Curious to validate this perception, I turned to AI to get a neutral, synthesized view of how the industry views Business Analysts (BAs) with respect to defining and prioritizing NFRs. I wanted to validate what I’ve long suspected from real-world experience.

What I got back wasn’t surprising — but it was telling.

The AI painted a mixed picture:

  • BAs are expected to be aware of NFRs, especially in regulated or complex environments.

  • In practice, though, NFRs are often under-documented or deferred to architects or engineers.

  • Agile frameworks sometimes bury NFRs under “definition of done” or user story acceptance criteria.
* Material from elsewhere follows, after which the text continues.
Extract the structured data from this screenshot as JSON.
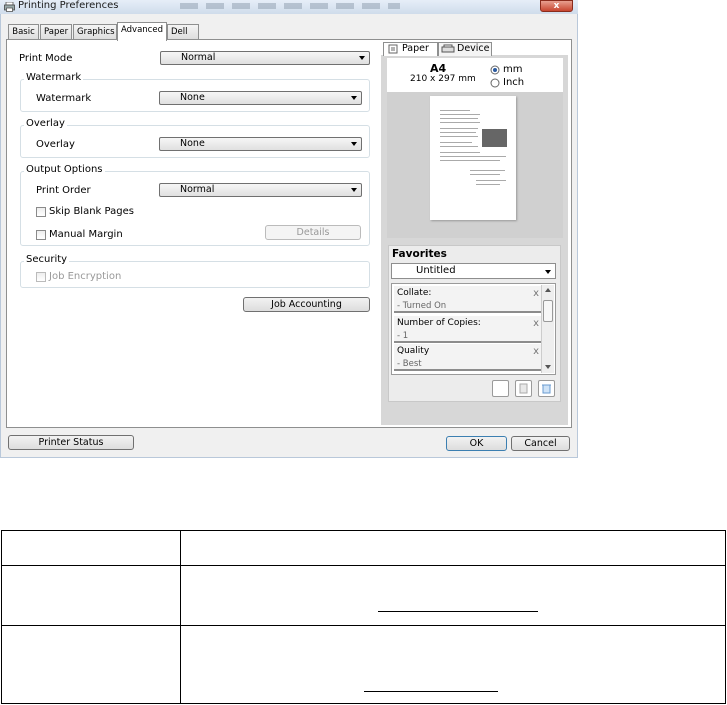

  • Strong BAs who do capture NFRs well are seen as valuable outliers — not the norm.

In other words, what the industry expects vs. what actually happens are often two different things.

And that aligned with my own observations.

Why Is It This Way?

There are a few systemic reasons why BAs often fall short on NFRs:

  1. Training Bias: Traditional BA training and certifications (even reputable ones like IIBA’s BABOK) focus heavily on functional requirements — what a system should do — while barely scratching the surface on how well it should do it.

  2. Stakeholder Blindness: Business stakeholders tend to talk about features, not response times or throughput. If the BA isn’t trained to elicit NFRs, these crucial details never surface.

  3. Role Ambiguity: In many orgs, there’s a blurry line between what the BA does vs. what the architect, QA, or Dev team is supposed to define. NFRs often fall through these cracks.

  4. Lack of Accountability: No one chases a BA for vague performance goals… not even when something goes down in production.

Why It Matters

When NFRs aren’t captured early:

  • Features get released that can't scale.

  • Performance tuning becomes reactive and expensive.

  • Security and compliance risks emerge late in the cycle.

  • Customer experience suffers — and so does business credibility.

It’s not a flaw in the BA’s capabilities — it's a gap in role definition and expectation.

What Should the Industry Strive For?

Here is what needs to change in order to elevate BA role beyond "functional requirement gatherers" to strategic system thinkers:

1. Make NFR Elicitation a Core BA Responsibility

NFRs should be gathered alongside functional requirements — not left for architects to "fill in later." BAs should lead structured conversations around performance, availability, security, and usability with stakeholders and tech teams alike.

2. Use Standardized NFR Templates and Checklists

Give BAs tools to succeed. Templates that cover common NFR dimensions (latency, failover, throughput, encryption, etc.) ensure nothing critical is missed.

4. Empower BAs and POs to Educate the Business

Stakeholders may not understand why a "2-second response time" matters — BAs should be empowered to bridge that gap and advocate for system resilience.

5. Trace NFRs Through to Delivery and Testing

NFRs should not just be documented — they should be testable, traceable, and reviewed during sprint planning, QA, and release planning.

It’s time to shift from viewing BAs as just requirement gatherers to system thinkers and NFR advocates. Because a feature is only as valuable as how well it performs under pressure.